The data combined with an improvement in quarterly profits
from Citigroup to lift stocks on Wall Street after a sharp
selloff in recent sessions. The dollar rose against a basket of
currencies, while prices for U.S. Treasury debt fell.
The sales figures added to recent employment data in
suggesting the economy found momentum at the end of the first
quarter. Job growth averaged 195,000 per month in February and
March, an improvement over the prior two months, and first-time
applications for unemployment benefits in early April fell back
to their pre-recession level.
These bullish signals have bolstered hopes that growth this
year will be the fastest since the 2007-09 recession ended.
"This is not a fragile economy. The linchpin of economic
growth, the consumer is back and with the consumer's help,
growth will be even faster in 2014," said Chris Rupkey, chief
financial economist at Bank of Tokyo-Mitsubishi UFJ in New York.
A separate report from the New York Fed released on Monday
showed people grew more confident in the labor market last
month, with younger workers in particular seeing a greater
chance of finding work should they lose their current job.
ON SOLID FOOTING
The retail sales data led some economists to bump up
first-quarter GDP growth estimates briefly, before they
scrambled to lower them after a separate Commerce Department
report showed retail inventories, excluding automobiles, rose
only 0.2 percent in February after increasing 0.6 percent in
Businesses accumulated too much stock in the second half of
last year and are placing fewer orders with manufacturers as
they work through the pile of unsold goods.
That has left the inventory to sales ratio at its highest
level since September 2009. But with consumers showing an
appetite to spend, thanks to improving household wealth,
businesses should be able to reduce their bloated stocks.
First-quarter gross domestic product growth estimates now
range as low as a 0.5 percent annual pace. Many economists,
however, expect growth of around a 3 percent rate in the second
quarter and through the rest of the year.
So-called core retail sales, which strip out automobiles,
gasoline, building materials and food services, and which
correspond most closely with the consumer spending component of
the government's GDP report, increased 0.8 percent in March.
February's core sales were revised to show a 0.4 percent
rise instead of the previously reported 0.3 percent gain.
Nevertheless, consumer spending likely slowed sharply in the
first quarter from the fourth quarter's brisk 3.3 percent pace
as core sales fell in January.
Retail sales last month were buoyed by a 3.1 percent surge
in receipts at automobile and parts dealers, the biggest advance
since September 2012. Still, even excluding autos, sales rose
0.7 percent, the biggest increase in a year.
Sales at building materials and garden equipment stores
recorded their largest gain in eight months.
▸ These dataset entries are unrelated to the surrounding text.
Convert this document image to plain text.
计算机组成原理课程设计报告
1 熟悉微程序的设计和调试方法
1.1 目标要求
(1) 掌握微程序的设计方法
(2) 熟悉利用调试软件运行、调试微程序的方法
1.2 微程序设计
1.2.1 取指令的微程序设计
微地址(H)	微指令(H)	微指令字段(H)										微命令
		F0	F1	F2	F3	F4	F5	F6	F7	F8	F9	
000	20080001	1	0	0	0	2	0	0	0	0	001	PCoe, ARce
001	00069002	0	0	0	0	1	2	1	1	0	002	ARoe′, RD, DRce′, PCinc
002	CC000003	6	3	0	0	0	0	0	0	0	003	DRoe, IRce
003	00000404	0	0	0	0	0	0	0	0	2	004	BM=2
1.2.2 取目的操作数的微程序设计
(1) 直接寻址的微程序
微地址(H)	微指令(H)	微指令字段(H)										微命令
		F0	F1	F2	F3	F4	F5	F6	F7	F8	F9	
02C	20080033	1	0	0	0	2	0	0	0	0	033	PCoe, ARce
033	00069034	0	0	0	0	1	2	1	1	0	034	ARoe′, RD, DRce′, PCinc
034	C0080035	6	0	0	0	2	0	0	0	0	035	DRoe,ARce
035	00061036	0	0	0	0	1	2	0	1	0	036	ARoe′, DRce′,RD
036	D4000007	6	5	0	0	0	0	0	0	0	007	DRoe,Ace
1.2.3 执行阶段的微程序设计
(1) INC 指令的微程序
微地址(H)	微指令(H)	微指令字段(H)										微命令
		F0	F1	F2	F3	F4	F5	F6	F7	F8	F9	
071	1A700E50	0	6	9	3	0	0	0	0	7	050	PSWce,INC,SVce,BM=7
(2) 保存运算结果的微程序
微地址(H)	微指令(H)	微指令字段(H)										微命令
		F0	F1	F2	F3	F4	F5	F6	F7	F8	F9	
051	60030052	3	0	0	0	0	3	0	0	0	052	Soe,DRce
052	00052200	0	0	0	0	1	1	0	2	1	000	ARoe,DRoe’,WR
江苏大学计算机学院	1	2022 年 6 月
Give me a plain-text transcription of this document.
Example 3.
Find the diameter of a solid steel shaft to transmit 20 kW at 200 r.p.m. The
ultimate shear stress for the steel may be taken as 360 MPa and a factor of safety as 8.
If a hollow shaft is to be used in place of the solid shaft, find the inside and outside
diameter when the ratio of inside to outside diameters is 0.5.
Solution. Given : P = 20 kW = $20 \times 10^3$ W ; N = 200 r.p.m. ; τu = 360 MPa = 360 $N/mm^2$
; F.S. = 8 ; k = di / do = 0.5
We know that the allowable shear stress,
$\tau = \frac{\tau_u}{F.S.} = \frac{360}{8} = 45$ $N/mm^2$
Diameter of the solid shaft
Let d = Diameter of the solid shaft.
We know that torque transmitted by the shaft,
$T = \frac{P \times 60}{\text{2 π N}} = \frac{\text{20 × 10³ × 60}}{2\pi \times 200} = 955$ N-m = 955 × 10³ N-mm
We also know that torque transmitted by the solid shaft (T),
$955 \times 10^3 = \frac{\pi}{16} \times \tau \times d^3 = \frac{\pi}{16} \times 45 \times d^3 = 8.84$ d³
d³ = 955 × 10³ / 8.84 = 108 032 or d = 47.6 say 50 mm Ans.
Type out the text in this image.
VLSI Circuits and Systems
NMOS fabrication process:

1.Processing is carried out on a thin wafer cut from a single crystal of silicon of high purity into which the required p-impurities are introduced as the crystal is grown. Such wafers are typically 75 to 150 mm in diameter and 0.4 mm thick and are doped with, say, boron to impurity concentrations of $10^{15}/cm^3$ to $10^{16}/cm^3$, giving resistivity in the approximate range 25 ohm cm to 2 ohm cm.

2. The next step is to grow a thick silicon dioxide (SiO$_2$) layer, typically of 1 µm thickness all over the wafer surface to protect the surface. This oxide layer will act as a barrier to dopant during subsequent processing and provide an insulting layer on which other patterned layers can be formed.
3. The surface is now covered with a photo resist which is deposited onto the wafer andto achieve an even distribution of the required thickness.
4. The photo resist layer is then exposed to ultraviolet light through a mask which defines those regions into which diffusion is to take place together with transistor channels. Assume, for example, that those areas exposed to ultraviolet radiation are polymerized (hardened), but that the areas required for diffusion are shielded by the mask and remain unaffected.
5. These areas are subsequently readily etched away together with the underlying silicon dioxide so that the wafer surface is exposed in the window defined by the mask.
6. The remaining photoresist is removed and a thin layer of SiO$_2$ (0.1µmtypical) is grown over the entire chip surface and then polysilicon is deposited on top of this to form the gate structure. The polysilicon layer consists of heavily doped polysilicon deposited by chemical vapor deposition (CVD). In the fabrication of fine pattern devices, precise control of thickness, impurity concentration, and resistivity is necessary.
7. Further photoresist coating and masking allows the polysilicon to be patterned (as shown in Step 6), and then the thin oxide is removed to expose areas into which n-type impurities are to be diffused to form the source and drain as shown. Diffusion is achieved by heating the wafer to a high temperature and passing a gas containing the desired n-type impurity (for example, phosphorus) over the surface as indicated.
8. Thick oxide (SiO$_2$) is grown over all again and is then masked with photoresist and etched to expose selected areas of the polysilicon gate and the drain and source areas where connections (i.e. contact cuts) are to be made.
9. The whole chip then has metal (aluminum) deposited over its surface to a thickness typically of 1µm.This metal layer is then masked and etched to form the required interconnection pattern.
The share price of
home improvement chain Lowe's was up about 1 percent on
Monday, outperforming the broader market.
Receipts at electronics and appliance stores, however, fell
as did sales at gasoline stations. Retail sales excluding
gasoline increased a solid 1.4 percent, the biggest advance in
There were gains in sales at furniture, clothing, general
merchandise, health and personal care, food and beverage,
sporting goods, restaurants and nonstore retailers.